Lo mismo pasó hace una semana con un boxeador francés que participaba en las protestas -cada vez más violentas- de los 'chalecos amarillos' en Francia. El boxeador, que llevaba nudilleras de plomo en los guantes de boxeo, empezó a golpear con furia a los policías antidisturbios. A uno de esos policías estuvo a punto de matarlo a golpes. ¿Y por qué razón? Nadie lo sabe. Hasta el momento es un misterio saber qué cosas quieren los 'chalecos amarillos', ni qué iniciativas persiguen ni qué propuestas políticas defienden. Lo que está claro es que les mueve un odio muy parecido al que impulsó al individuo que mató al alcalde de Gdansk (o Danzig, en el lenguaje de los que nacimos cuando todo el mundo recordaba aún la II Guerra Mundial). Por lo demás, los 'chalecos amarillos' se pasan la vida burlándose de Emmanuel Macron porque está casado con una mujer veinte años mayor que él. Las campañas de insultos y de amenazas en las redes sociales son tan terribles que Macron tiene que vivir encerrado en el Elíseo. Y por si fuera poco, los 'chalecos amarillos' han adoptado la inquietante costumbre de dar palizas a periodistas y de organizar batallas campales con la policía. Pero la izquierda de la plataforma electoral 'Francia Insumisa' -los Podemos franceses- defiende el movimiento de los 'chalecos amarillos', igual que la extrema derecha de Marine Le Pen. Si cae Macron -y a este paso caerá-, Francia podría pasar a ser gobernada por otro frente del odio que uniera lo peor de la derecha con lo peor de la izquierda, como en Italia.

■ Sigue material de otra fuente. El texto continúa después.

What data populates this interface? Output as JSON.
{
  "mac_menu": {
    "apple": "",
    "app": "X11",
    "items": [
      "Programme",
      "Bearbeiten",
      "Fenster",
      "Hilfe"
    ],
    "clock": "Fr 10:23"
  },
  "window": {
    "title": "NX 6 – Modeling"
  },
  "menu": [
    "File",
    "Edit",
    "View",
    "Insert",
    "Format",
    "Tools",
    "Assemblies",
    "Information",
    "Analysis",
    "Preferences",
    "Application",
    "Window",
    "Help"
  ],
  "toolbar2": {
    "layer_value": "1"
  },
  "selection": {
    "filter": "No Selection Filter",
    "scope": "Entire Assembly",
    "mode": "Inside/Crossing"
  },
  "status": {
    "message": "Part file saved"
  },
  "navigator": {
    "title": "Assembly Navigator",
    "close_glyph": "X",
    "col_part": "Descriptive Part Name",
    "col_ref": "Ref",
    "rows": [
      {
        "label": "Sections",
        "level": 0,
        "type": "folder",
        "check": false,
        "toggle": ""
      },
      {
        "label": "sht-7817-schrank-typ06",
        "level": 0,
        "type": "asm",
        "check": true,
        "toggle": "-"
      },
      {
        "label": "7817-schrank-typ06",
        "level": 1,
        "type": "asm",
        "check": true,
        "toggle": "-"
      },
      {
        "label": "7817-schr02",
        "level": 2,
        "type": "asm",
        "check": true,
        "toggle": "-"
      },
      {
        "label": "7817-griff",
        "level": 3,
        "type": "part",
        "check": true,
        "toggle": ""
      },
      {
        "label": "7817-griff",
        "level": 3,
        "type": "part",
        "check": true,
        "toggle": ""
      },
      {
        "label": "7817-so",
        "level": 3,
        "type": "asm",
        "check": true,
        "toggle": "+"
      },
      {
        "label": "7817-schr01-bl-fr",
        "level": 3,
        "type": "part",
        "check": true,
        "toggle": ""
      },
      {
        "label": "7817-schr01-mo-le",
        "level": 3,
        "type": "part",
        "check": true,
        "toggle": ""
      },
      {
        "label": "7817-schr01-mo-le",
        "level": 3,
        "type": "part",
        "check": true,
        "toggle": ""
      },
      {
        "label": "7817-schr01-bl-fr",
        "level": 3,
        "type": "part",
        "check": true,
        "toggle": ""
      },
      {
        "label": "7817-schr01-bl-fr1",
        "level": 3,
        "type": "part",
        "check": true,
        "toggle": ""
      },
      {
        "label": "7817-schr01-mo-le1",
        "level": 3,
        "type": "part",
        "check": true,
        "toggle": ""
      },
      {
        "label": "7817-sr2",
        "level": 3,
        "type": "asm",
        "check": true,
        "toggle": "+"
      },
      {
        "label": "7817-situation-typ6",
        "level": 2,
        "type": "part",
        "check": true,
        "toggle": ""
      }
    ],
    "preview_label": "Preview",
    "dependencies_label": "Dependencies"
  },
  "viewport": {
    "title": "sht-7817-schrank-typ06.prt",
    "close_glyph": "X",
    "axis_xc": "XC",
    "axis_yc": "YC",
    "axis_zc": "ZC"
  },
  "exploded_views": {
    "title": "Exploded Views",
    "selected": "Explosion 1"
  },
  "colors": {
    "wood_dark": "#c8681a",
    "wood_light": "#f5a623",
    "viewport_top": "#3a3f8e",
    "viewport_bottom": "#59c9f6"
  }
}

Y lo peor de todo es que nadie parece darse cuenta de que el discurso del odio se ha instalado entre nosotros. El odio se jalea y se difunde desde ciertos medios de comunicación, desde ciertas televisiones privadas y desde todas las redes sociales. Un odio que en el fondo no quiere nada ni desea nada, aparte de alimentarse a sí mismo y crecer y crecer sin parar. Hasta que llegue un momento en el que nada ni nadie puedan pararlo.